Natürlich ist es toll, Neues auszuprobieren. Sich an Dinge heranzutasten, sich auszutesten und ggf. zu adaptieren, anzupassen oder auch zu verwerfen. Doch solange einfach jede:r macht, wie er:sie will, gibt es nur wenig Möglichkeiten, voneinander und miteinander zu lernen. Aus Erfolgsstorys, aber auch aus Fehlern und falschen Entscheidungen.
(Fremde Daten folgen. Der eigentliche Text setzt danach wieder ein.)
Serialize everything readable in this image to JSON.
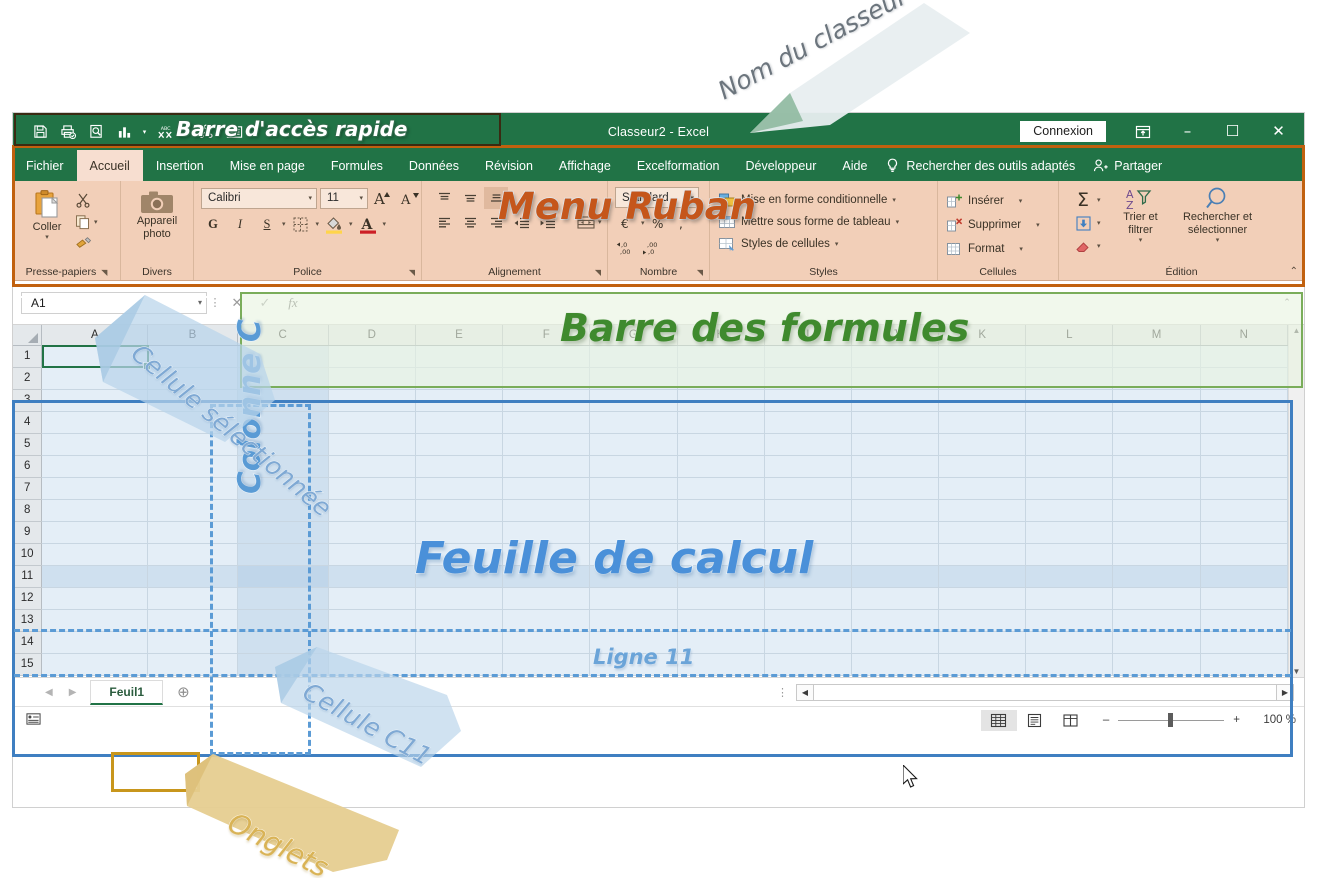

Nur wenige Erprobungs-, Innovations-, Entwicklungs- oder Spielräume (oder wie auch immer die neuen kirchlichen Aufbrüche und Ausdrucksformen in den einzelnen Landeskirchen und Bistümern auch heißen) haben überraschenderweise ihre Aufbrüche empirisch begleitet und erforscht. Doch von denen, von denen es solch ein Material gibt, können jetzt alle profitieren. Denn im Buch „Erprobung empirisch. Resultate und Reflexionen im Kontext der Erforschung landeskirchlicher Innovations- und Erprobungsräume“ von Vandenhoeck & Ruprecht (auch als Open Source-Datei erhältlich) haben Theolog:innen, Kirchenentwickler:innen, Soziolog:innen und andere Wissenschaftler:innen ihre Beobachtungen und Erkenntnisse rund um verschiedene (landeskirchliche) Erprobungsräume zusammengetragen.
Forschungsvorgehen
Das Buch bündelt, analysiert und diskutiert kirchliche Erprobungsräume als Plattformen zur Förderung von Innovation innerhalb kirchlicher Strukturen; vor allem in der Evangelischen Kirche im Rheinland, aber auch in anderen Gliedkirchen der Evangelischen Kirche in Deutschland (EKD), der Schweiz und den Niederlanden. Diese Räume sollen neue Wege für kirchliche Gemeinschaftsbildung und Spiritualität bieten und sich – im Gegensatz zu einigen traditionellen Formaten – an den Bedürfnissen und Erwartungen verschiedener Kontexte der modernen Gesellschaft orientieren. Neben Beiträgen zu Innovations- und Erprobungsräumen in acht (Landes-)Kirchen, enthält der Band eine wissenschaftlich-komparative Gesamtschau zu Fragen des Lernens und der Implikationen für die Kirchenentwicklung. So soll die Kirche als lernende Organisation identifiziert und ihre Entwicklung als solche unterstützt werden. Herausgearbeitet wurde dies durch eine Kombination aus qualitativen und quantitativen Methoden, wie narrative Dialoginterviews mit Stakeholdern auf verschiedenen Ebenen (Gemeindeleitungen und Initiativen), Onlinebefragungen zur Untermauerung der Hypothesen und ersten Ergebnisse sowie durch Beobachtungen von Projekten und semi-strukturierten Interviews für tiefere Einsichten in die alltägliche Praxis und Herausforderungen.
Zentrale Erkenntnisse
Neben vielfältigen Impulsen und Anregungen konnten vor allem drei große Erkenntnisse herausgearbeitet werden, die in dem Buch von verschiedenen Wissenschaftler:innen vorgestellt werden:
- Spannungen zwischen Innovation und Tradition: Die Erprobungsräume agieren oft im Spannungsfeld zwischen kreativen Projekten und traditionellen kirchlichen Strukturen, was zu Konflikten bezüglich Ressourcenverteilung und Entscheidungsprozessen führt.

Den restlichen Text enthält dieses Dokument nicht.